We report the design, synthesis and application of several new fluorescent probes (LysoProbes I-VI) that facilitate lysosomal pH monitoring and characterization of lysosome-dependent apoptosis. LysoProbes are superior to commercially available lysosome markers since the fluorescent signals are both stable and highly selective, and they will aid in characterization of lysosome morphology and trafficking. We predict that labeling of cancer cells and solid tumor tissues with LysoProbes will provide an important new tool for monitoring the role of lysosome trafficking in cancer invasion and metastasis.

Synthesis and Characterization of Novel Indole Derivatives Reveal Improved Therapeutic Agents for Treatment of Ischemia/Reperfusion (I/R) Injury

To develop more potent therapeutic agents with therapeutic efficacy for ischemia/reperfusion (I/R) injury, we linked an antiinflammatory moiety (1,3-dioxane derivative) to the key pharmacophoric moiety of melatonin. We hypothesized that the resulting new indole derivatives might induce a synergistic protection against oxidative damage associated with I/R injury. Our results indicate that one of these indole derivatives (7) manifests potent antiinflammatory antioxidant effects and exerts a protective effect against skeletal muscle injury and associated lung injury following limb I/R in rats.

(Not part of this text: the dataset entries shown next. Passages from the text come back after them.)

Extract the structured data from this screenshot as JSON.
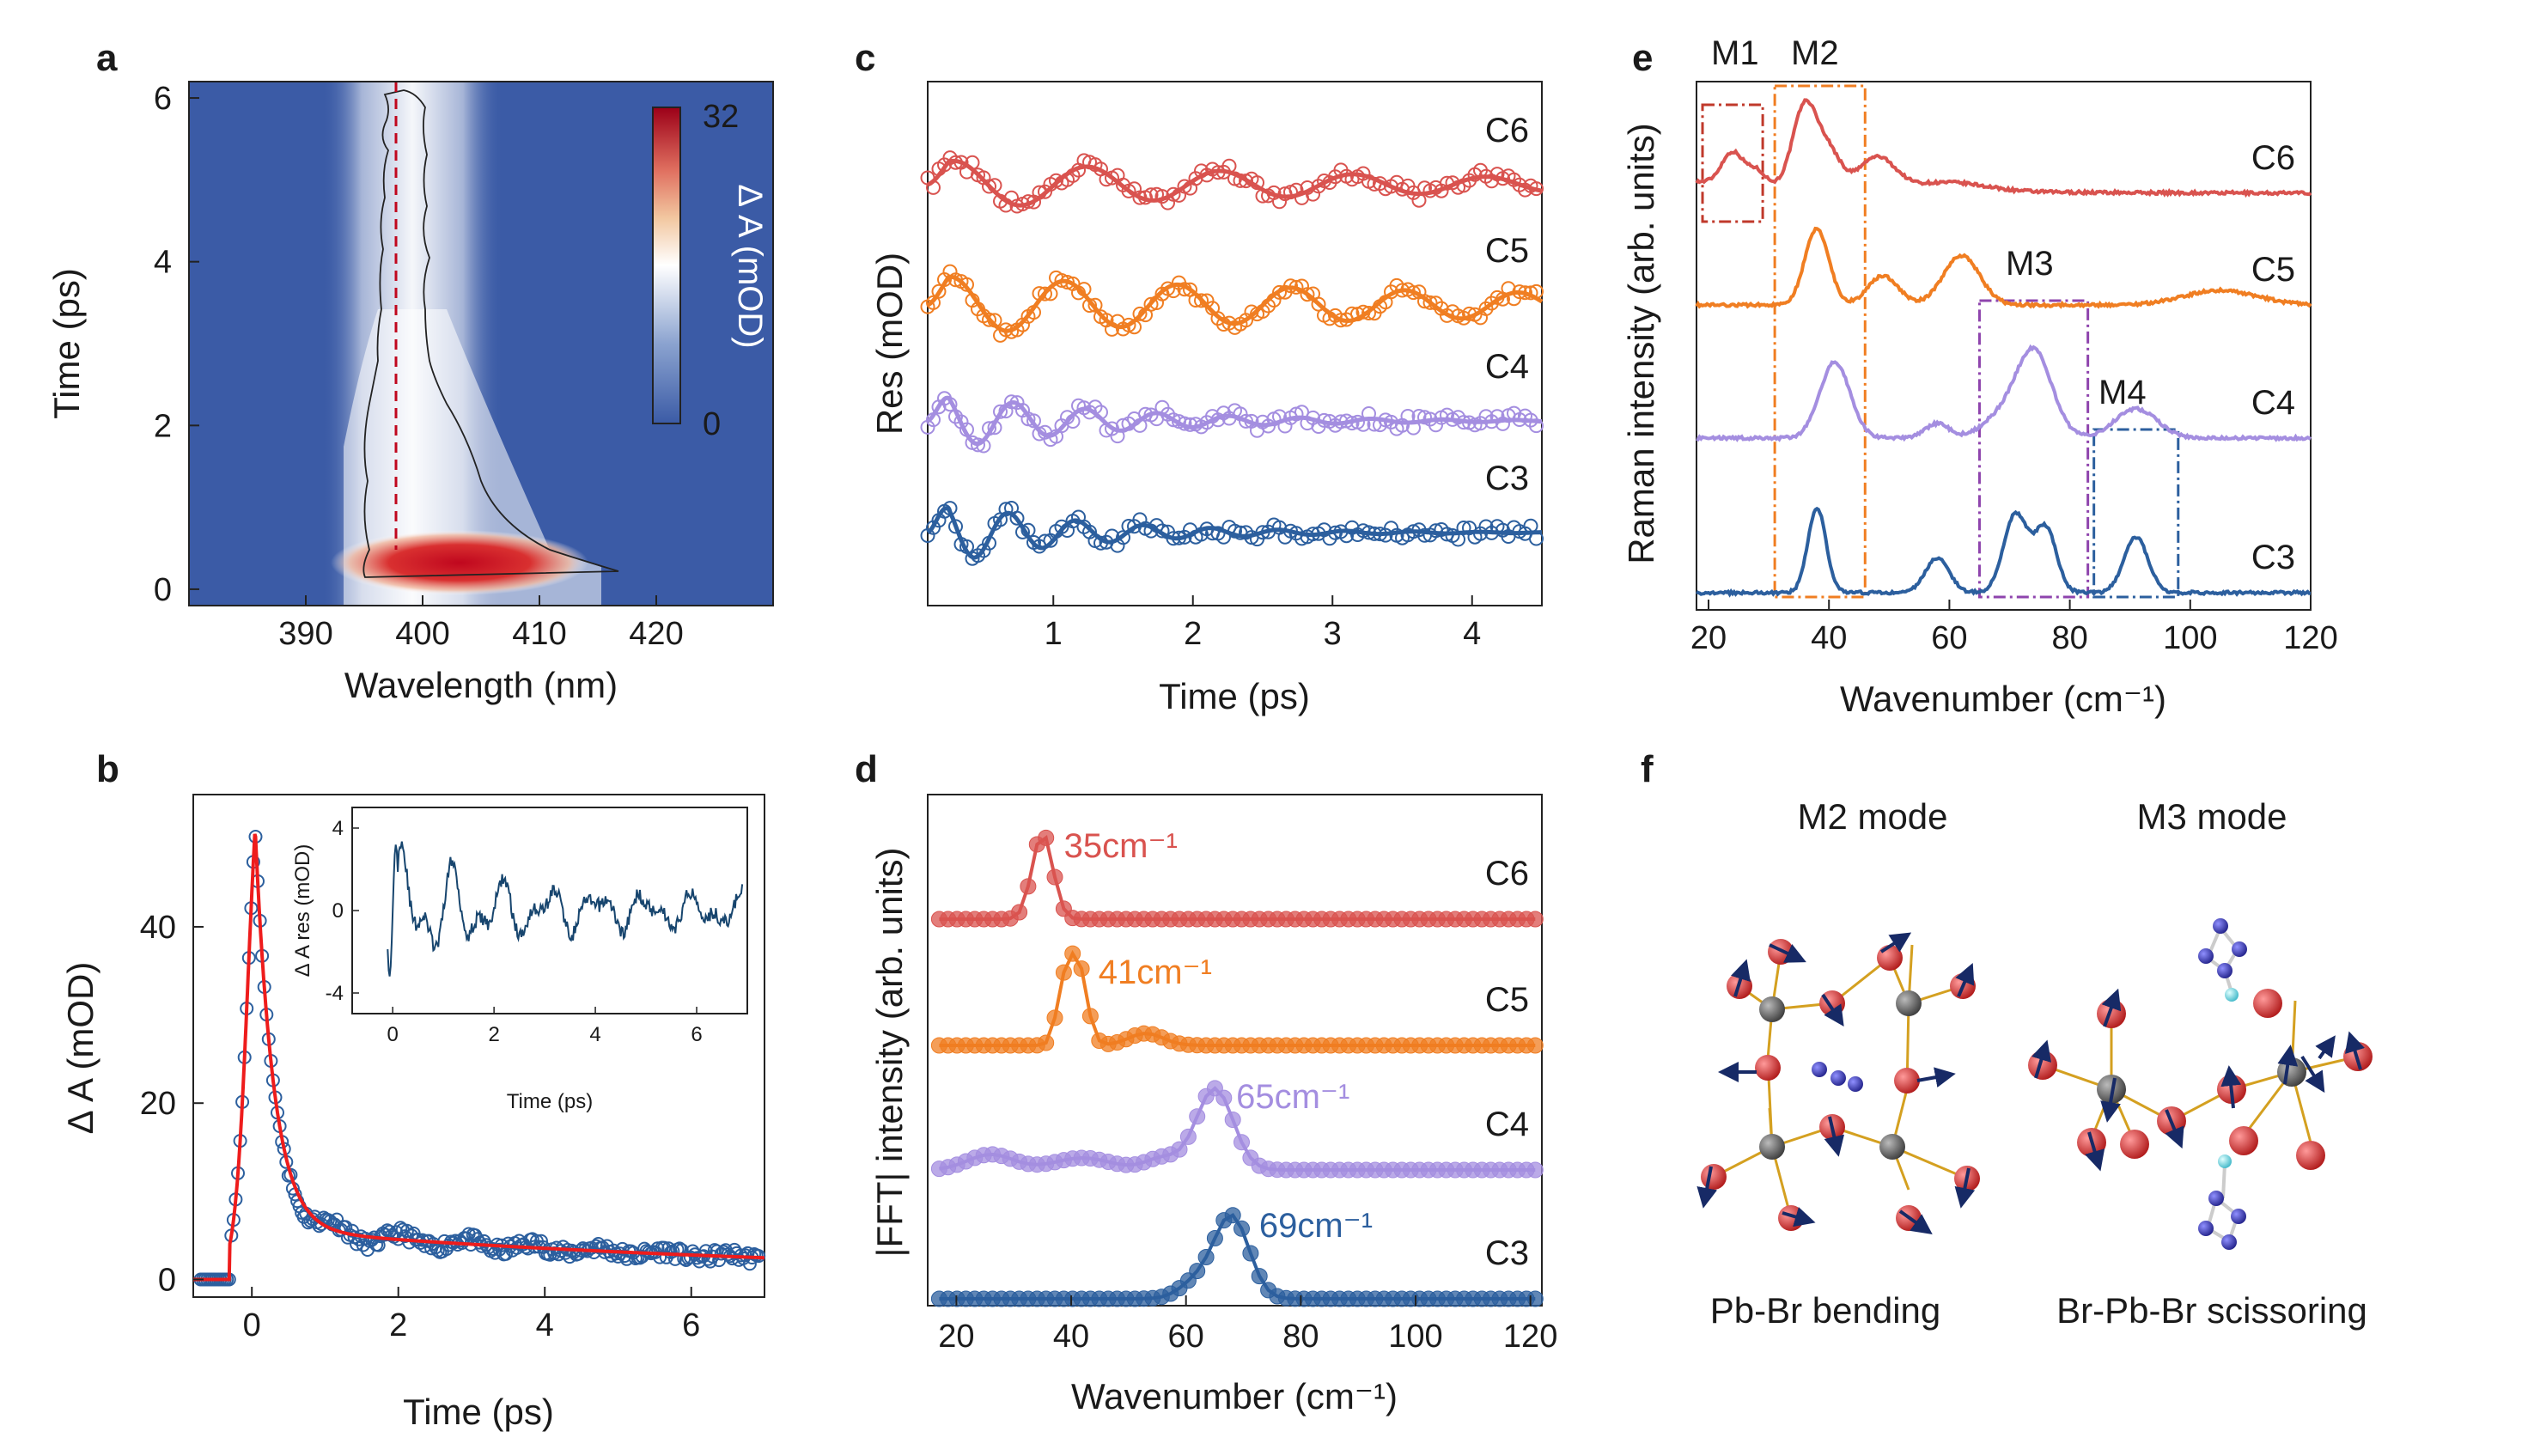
{
  "colors": {
    "C6": "#d9534f",
    "C5": "#f07e22",
    "C4": "#a48ee0",
    "C3": "#2c5f9e",
    "fit_red": "#ee1c1c",
    "inset_line": "#17456e",
    "colormap_low": "#3b5ba6",
    "colormap_mid": "#ffffff",
    "colormap_high": "#c0071e",
    "dashed": "#c0071e",
    "box_M1": "#c0392b",
    "box_M2": "#f07e22",
    "box_M3": "#8e44ad",
    "box_M4": "#2c5f9e",
    "bond": "#d4a020",
    "atom_br": "#d63b3b",
    "atom_pb": "#606060",
    "atom_n": "#3a3aaa",
    "atom_h": "#6ad9d9",
    "arrow": "#172a66"
  },
  "panels": {
    "a": {
      "label": "a"
    },
    "b": {
      "label": "b"
    },
    "c": {
      "label": "c"
    },
    "d": {
      "label": "d"
    },
    "e": {
      "label": "e"
    },
    "f": {
      "label": "f",
      "left_title": "M2 mode",
      "right_title": "M3 mode",
      "left_caption": "Pb-Br bending",
      "right_caption": "Br-Pb-Br scissoring"
    }
  },
  "chart_data": [
    {
      "id": "a",
      "type": "heatmap",
      "xlabel": "Wavelength (nm)",
      "ylabel": "Time (ps)",
      "xlim": [
        380,
        430
      ],
      "ylim": [
        -0.2,
        6.2
      ],
      "xticks": [
        390,
        400,
        410,
        420
      ],
      "yticks": [
        0,
        2,
        4,
        6
      ],
      "colorbar": {
        "label": "Δ A (mOD)",
        "min": 0,
        "max": 32,
        "ticks": [
          "32",
          "0"
        ]
      },
      "band_center_nm": 398,
      "peak": {
        "wavelength": 400,
        "time": 0.3,
        "value": 32
      },
      "dashed_line_nm": 398
    },
    {
      "id": "b",
      "type": "scatter",
      "xlabel": "Time (ps)",
      "ylabel": "Δ A (mOD)",
      "xlim": [
        -0.8,
        7
      ],
      "ylim": [
        -2,
        55
      ],
      "xticks": [
        0,
        2,
        4,
        6
      ],
      "yticks": [
        0,
        20,
        40
      ],
      "fit": {
        "rise_center": -0.05,
        "rise_width": 0.09,
        "peak": 52,
        "decay_fast_amp": 44.5,
        "decay_fast_tau": 0.25,
        "plateau": 7.5,
        "decay_slow_tau": 8
      },
      "inset": {
        "xlabel": "Time (ps)",
        "ylabel": "Δ A res (mOD)",
        "xlim": [
          -0.8,
          7
        ],
        "ylim": [
          -5,
          5
        ],
        "xticks": [
          0,
          2,
          4,
          6
        ],
        "yticks": [
          4,
          0,
          -4
        ]
      }
    },
    {
      "id": "c",
      "type": "line",
      "xlabel": "Time (ps)",
      "ylabel": "Res (mOD)",
      "xlim": [
        0.1,
        4.5
      ],
      "xticks": [
        1,
        2,
        3,
        4
      ],
      "series": [
        {
          "name": "C6",
          "freq_cm": 35,
          "amp": 1.0,
          "tau": 3.5
        },
        {
          "name": "C5",
          "freq_cm": 41,
          "amp": 1.15,
          "tau": 5
        },
        {
          "name": "C4",
          "freq_cm": 65,
          "amp": 1.3,
          "tau": 1.2
        },
        {
          "name": "C3",
          "freq_cm": 69,
          "amp": 1.5,
          "tau": 1.0
        }
      ]
    },
    {
      "id": "d",
      "type": "line",
      "xlabel": "Wavenumber (cm⁻¹)",
      "ylabel": "|FFT| intensity (arb. units)",
      "xlim": [
        15,
        122
      ],
      "xticks": [
        20,
        40,
        60,
        80,
        100,
        120
      ],
      "series": [
        {
          "name": "C6",
          "peak_cm": 35,
          "peak_label": "35cm⁻¹"
        },
        {
          "name": "C5",
          "peak_cm": 41,
          "peak_label": "41cm⁻¹"
        },
        {
          "name": "C4",
          "peak_cm": 65,
          "peak_label": "65cm⁻¹"
        },
        {
          "name": "C3",
          "peak_cm": 69,
          "peak_label": "69cm⁻¹"
        }
      ]
    },
    {
      "id": "e",
      "type": "line",
      "xlabel": "Wavenumber (cm⁻¹)",
      "ylabel": "Raman intensity (arb. units)",
      "xlim": [
        18,
        120
      ],
      "xticks": [
        20,
        40,
        60,
        80,
        100,
        120
      ],
      "series": [
        {
          "name": "C6",
          "peaks": [
            [
              24,
              0.55,
              1.8
            ],
            [
              28,
              0.25,
              1.5
            ],
            [
              36,
              1.4,
              2
            ],
            [
              40,
              0.6,
              2
            ],
            [
              48,
              0.55,
              3
            ],
            [
              60,
              0.15,
              6
            ]
          ]
        },
        {
          "name": "C5",
          "peaks": [
            [
              38,
              1.3,
              2
            ],
            [
              49,
              0.5,
              2.5
            ],
            [
              62,
              0.85,
              3
            ],
            [
              105,
              0.25,
              6
            ]
          ]
        },
        {
          "name": "C4",
          "peaks": [
            [
              41,
              1.3,
              2.5
            ],
            [
              58,
              0.25,
              2
            ],
            [
              74,
              1.5,
              3
            ],
            [
              68,
              0.3,
              3
            ],
            [
              91,
              0.5,
              3.5
            ]
          ]
        },
        {
          "name": "C3",
          "peaks": [
            [
              38,
              1.45,
              1.5
            ],
            [
              58,
              0.6,
              2
            ],
            [
              71,
              1.35,
              2
            ],
            [
              76,
              1.1,
              1.8
            ],
            [
              91,
              0.95,
              2
            ]
          ]
        }
      ],
      "boxes": [
        {
          "name": "M1",
          "range": [
            19,
            29
          ]
        },
        {
          "name": "M2",
          "range": [
            31,
            46
          ]
        },
        {
          "name": "M3",
          "range": [
            65,
            83
          ]
        },
        {
          "name": "M4",
          "range": [
            84,
            98
          ]
        }
      ]
    }
  ]
}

A new class of β-carboline alkaloid-peptide conjugates with therapeutic efficacy in acute limb ischemia/reperfusion injury

We describe a novel class of β-carboline alkaloid-peptide conjugates that possess both free radical scavenging and thrombolytic activity. These conjugates demonstrate therapeutic efficacy in a rat arterial thrombosis assay, as well as free radical scavenging capacity as evaluated in a PC12 cell survival assay. Our results indicate that β-carboline alkaloid-peptide conjugate 26a exerts a significant protective effect against local and remote organ injury induced by limb I/R injury in the rat.